Assim, a consequência que Jesus tira deste Evangelho, observou o Papa, é justamente a maior astúcia dos “filhos deste mundo” em relação aos “filhos da luz”: a sua corrupção maior, a esperteza levada adiante “também com cortesia”, com “luvas de seda”. Francisco questionou se existe a “esperteza cristã”:
"Mas se estes são mais astutos do que os cristãos - mas não vou dizer cristãos, porque também muitos corruptos se dizem cristãos - se eles são mais astutos do que os fiéis a Jesus, eu me pergunto: existe uma astúcia cristã? Há uma atitude para aqueles que querem seguir Jesus, (de modo que), mas que não acabem mal, que não acabem sendo comidos vivos - como minha mãe dizia: “Comidos crus”” – pelos outros? Qua é a astúcia cristã, uma astúcia que não seja pecado, mas que sirva para me levar ao serviço do Senhor e também para ajudar os outros? Existe uma esperteza cristã?
Sim, há uma “intuição cristã para ir avante sem cair na rede da corrupção” e no Evangelho, explica o Papa, Jesus o indica com algumas contraposições, quando fala, por exemplo, dos cristãos que são como “ovelhas entre lobos” ou “prudentes como as serpentes e simples como a pomba”. Então, o que fazer? Francisco indica três atitudes: a primeira é uma “saudável desconfiança”, estar atentos, isto é, a quem “promete muito” e “fala demais” como “aqueles que dizem a você, “ faça o investimento no meu banco, eu lhe darei juros em dobro”. A segunda atitude é a reflexão, diante das seduções do diabo que conhece nossas fraquezas; e, finalmente, a oração.

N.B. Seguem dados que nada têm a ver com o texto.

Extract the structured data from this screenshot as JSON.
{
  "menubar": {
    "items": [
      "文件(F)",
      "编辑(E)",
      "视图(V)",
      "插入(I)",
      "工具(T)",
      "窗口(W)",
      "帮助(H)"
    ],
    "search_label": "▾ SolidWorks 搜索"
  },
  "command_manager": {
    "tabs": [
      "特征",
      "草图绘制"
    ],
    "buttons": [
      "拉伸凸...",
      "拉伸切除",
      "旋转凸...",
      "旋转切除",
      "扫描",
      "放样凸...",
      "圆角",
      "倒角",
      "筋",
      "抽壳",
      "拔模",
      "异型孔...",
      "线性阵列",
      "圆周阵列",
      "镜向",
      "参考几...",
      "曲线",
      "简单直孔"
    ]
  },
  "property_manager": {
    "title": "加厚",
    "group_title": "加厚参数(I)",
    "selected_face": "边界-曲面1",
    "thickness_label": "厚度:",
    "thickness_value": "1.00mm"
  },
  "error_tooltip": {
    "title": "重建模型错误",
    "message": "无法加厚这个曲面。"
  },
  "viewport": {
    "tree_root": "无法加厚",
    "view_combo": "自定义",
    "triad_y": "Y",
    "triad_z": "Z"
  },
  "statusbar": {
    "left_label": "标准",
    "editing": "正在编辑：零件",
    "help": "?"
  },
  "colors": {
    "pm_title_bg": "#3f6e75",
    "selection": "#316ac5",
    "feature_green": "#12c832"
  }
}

"Rezemos hoje ao Senhor para que nos dê essa graça de sermos espertos, cristãos espertos, de termos esta esperteza cristã. Se há uma coisa que o cristão não pode se dar ao luxo de ser é ser ingênuo. Como cristãos, temos um tesouro dentro: o tesouro que é o Espírito Santo. Devemos preservá-lo. E um ingênuo se deixa roubar o Espírito. Um cristão não pode se permitir de ser um ingênuo. Peçamos essa graça da esperteza cristã e da intuição cristã. É também uma boa oportunidade para rezar pelos corruptos. Fala-se de poluição atmosférica, mas também há uma poluição da corrupção na sociedade. Rezemos pelos corruptos: pobrezinhos, que encontrem o caminho para sair daquela prisão na qual eles quiseram entrar!".